The other charges are: misappropriation of public funds and benefitting from those funds, punishable by 10 years in prison and a €1 million fine; complicity in and benefitting from fraud, which can lead to five years in prison and a €375,000 fine.

It is impossible for Fillon, who is now running third in opinion polls, to be sent to trial before the presidential election. If he wins, he will enjoy presidential immunity for the duration of his term. His wife and children, however, would not benefit from immunity. Penelope Fillon is expected to be mise en examen later this month.

The public funds were those used to pay Penelope, Marie and Charles Fillon. On Tuesday, Le Parisien newspaper reported that Marie and Charles redirected a substantial portion of their "salaries" as assistants to their father when he was a senator to their parents' bank account, strengthening investigators in their belief that Fillon hired family members as a way of pocketing the allowance for parliamentary assistants.

Fillon this week had the cheek to promise a “code of good conduct” for elected officials if he is elected.

The charge of alleged fraud refers to Ladreit de Lacharrière's payment of €200,000 to Penelope Fillon as a "literary adviser". She wrote two short book reviews for his Revue des deux mondes, which once published Balzac and Baudelaire.

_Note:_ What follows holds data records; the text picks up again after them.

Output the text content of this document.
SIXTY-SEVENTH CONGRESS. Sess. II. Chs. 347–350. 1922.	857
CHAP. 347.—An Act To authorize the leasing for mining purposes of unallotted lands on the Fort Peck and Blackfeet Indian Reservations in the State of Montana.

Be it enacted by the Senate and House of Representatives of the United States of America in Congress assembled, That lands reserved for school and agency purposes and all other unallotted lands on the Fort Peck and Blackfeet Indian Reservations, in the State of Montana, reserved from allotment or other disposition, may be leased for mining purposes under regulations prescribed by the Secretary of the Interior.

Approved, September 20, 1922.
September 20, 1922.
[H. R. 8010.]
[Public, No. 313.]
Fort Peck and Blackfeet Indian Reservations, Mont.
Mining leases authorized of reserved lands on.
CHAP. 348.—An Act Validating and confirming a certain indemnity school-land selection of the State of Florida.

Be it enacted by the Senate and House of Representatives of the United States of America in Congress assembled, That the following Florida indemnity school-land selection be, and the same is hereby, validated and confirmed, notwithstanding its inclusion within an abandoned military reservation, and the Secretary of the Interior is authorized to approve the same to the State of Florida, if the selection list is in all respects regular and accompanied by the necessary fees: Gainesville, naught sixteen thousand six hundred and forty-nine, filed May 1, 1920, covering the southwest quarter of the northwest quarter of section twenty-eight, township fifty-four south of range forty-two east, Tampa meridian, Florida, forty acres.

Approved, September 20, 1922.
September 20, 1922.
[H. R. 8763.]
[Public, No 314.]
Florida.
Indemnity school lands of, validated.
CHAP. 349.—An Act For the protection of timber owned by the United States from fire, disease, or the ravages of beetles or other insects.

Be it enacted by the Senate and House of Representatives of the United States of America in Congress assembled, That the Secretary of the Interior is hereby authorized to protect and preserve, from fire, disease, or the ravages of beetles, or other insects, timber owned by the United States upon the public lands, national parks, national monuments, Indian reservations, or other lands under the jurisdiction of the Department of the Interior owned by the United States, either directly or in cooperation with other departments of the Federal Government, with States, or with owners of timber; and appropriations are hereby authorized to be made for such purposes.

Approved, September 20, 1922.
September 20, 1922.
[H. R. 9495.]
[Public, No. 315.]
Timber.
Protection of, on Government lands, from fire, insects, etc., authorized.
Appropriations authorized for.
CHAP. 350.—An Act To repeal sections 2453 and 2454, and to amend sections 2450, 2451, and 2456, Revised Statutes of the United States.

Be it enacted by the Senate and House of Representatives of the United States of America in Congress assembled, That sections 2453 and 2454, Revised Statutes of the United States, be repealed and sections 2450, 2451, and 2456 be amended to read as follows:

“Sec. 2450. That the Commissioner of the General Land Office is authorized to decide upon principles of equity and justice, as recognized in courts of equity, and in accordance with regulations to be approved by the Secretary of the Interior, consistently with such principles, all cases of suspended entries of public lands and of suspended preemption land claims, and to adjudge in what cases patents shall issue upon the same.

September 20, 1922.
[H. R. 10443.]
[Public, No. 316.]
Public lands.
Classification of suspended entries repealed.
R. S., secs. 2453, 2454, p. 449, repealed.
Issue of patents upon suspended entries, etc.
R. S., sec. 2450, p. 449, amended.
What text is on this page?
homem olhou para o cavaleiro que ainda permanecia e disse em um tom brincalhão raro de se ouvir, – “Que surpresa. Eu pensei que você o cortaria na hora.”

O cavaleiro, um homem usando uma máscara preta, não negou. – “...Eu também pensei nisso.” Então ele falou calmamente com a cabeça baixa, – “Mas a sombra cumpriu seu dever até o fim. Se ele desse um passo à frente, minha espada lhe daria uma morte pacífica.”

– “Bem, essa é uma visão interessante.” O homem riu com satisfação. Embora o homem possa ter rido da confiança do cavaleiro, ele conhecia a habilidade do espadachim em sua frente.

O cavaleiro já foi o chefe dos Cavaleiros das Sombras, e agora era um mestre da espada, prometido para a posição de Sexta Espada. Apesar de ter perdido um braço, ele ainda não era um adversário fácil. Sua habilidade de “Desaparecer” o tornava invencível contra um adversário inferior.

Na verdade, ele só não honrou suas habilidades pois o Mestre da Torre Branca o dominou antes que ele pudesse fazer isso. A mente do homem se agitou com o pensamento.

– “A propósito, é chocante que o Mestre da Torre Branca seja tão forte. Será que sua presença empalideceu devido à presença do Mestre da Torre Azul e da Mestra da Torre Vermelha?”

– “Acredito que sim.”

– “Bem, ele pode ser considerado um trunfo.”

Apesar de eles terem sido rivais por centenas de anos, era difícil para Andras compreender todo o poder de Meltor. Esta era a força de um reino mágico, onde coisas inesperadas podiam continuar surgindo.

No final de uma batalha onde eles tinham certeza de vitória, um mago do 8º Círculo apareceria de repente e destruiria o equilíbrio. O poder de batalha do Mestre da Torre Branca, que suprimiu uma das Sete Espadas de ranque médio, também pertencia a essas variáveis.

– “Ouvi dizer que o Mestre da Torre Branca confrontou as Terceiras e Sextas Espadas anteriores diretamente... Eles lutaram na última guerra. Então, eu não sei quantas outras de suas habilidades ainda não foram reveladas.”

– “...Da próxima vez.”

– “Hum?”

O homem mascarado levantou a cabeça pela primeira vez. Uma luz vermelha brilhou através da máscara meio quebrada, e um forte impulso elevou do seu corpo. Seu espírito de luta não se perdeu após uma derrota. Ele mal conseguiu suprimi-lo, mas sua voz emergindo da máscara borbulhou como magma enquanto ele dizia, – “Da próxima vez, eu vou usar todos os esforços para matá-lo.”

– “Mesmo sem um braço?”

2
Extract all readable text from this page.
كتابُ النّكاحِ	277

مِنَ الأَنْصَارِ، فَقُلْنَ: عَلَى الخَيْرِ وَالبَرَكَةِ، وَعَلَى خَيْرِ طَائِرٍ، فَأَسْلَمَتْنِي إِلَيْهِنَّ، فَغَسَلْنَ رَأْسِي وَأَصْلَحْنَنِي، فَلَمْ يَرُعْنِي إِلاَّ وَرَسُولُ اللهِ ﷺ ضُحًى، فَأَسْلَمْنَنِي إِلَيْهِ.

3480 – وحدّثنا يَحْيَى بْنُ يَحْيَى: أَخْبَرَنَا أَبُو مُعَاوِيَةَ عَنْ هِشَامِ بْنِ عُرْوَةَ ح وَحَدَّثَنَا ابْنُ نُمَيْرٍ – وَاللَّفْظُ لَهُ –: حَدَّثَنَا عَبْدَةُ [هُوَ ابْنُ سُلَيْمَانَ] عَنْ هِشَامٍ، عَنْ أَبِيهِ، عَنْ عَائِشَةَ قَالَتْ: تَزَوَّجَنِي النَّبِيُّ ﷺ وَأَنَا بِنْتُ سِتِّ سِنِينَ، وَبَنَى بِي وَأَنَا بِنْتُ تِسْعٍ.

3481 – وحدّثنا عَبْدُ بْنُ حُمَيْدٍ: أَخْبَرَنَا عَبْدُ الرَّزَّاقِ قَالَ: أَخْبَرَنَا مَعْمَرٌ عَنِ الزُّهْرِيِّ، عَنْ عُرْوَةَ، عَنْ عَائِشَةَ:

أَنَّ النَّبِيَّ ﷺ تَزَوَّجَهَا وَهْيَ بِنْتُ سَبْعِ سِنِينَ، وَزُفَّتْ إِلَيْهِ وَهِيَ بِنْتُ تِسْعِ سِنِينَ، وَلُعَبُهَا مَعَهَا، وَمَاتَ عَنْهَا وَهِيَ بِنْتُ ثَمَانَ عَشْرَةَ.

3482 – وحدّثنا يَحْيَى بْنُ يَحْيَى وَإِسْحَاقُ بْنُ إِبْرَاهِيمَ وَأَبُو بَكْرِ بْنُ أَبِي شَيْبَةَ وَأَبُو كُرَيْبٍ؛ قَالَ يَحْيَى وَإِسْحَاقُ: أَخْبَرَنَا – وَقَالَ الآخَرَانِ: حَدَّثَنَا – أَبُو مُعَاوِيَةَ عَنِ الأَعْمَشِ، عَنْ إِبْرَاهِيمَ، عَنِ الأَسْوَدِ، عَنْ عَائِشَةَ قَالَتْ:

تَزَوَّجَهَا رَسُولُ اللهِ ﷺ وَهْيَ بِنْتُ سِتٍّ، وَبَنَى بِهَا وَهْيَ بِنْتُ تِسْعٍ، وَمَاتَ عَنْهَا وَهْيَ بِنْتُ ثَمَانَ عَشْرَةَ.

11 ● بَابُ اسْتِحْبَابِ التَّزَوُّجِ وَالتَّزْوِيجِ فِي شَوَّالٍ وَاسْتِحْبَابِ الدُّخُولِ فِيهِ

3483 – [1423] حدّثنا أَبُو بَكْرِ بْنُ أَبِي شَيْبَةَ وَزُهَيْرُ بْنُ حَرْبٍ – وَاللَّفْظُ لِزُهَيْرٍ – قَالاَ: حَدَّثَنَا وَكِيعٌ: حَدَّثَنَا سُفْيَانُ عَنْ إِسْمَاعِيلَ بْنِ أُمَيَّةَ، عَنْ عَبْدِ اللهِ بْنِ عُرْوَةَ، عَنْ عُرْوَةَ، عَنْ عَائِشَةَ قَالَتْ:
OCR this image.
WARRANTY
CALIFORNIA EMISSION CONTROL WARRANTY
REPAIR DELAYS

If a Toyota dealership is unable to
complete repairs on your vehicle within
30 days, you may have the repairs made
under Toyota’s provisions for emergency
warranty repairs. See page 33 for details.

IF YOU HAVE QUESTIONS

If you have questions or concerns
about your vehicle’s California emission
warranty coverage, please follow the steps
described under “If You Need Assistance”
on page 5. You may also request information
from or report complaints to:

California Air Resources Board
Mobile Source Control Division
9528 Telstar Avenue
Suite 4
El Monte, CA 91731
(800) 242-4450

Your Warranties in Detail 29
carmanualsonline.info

As prime minister from 2007 until 2012, Fillon decorated at least three men, including Ladreit, with various ranks in the Légion d’honneur. They would subsequently become lucrative clients for his consulting firm. Judges have not yet decided whether to pursue Fillon for influence-peddling.

Anonymous donor

Scandals involving Fillon are so numerous and fast-breaking that the three investigating magistrates who read charges to him on Tuesday did not have time to consider the €48,500 in bespoke clothes which Fillon received from an anonymous donor over the past five years, as revealed in the Journal du Dimanche (JDD).

The Canard enchaîné now calls Fillon "France's best-dressed former prime minister". Arnys, the boutique were the clothes were ordered, has dressed Marcello Mastroianni, Yves Saint-Laurent, François Truffaut and Andy Warhol. The first €35,500 was paid in cash, while the last payment of €13,000 for two suits was paid by cheque on February 20th.

The donor told the JDD he paid for the suits at the request of Fillon, who did not even thank him.

Fillon called the report detailing €2,000 cashmere jumpers and €5,000 jackets “an invasion of privacy” and “a manhunt”. His response was, “So what?”

The scandals have revealed a hitherto unknown side of Fillon. "The problem with Monsieur Fillon is that he loves money," Front National candidate Marine Le Pen told France Info radio. "And that is very different from the image of austerity he wanted to give."

Le Pen uses her immunity as an MEP to evade a judge’s summons for allegedly using EU funds to pay her personal assistant and bodyguard. Two of Le Pen’s close financial advisers with past roots in the radical extreme right-wing GUD are under investigation for illegally financing FN campaigns. And revenue authorities believe Le Pen underestimated the value of properties she owns.

The anti-corruption group Anticor has also challenged Emmanuel Macron's declaration to the high authority for transparency in public life. Anticor says the independent centrist candidate's pre-tax gross income of €3.3 million between 2009 and 2014 is incompatible with his declared net wealth of €200,000.

If widespread disillusionment on the part of voters leads to high abstention, Le Pen will benefit because her core electorate are more loyal than other candidates’ supporters.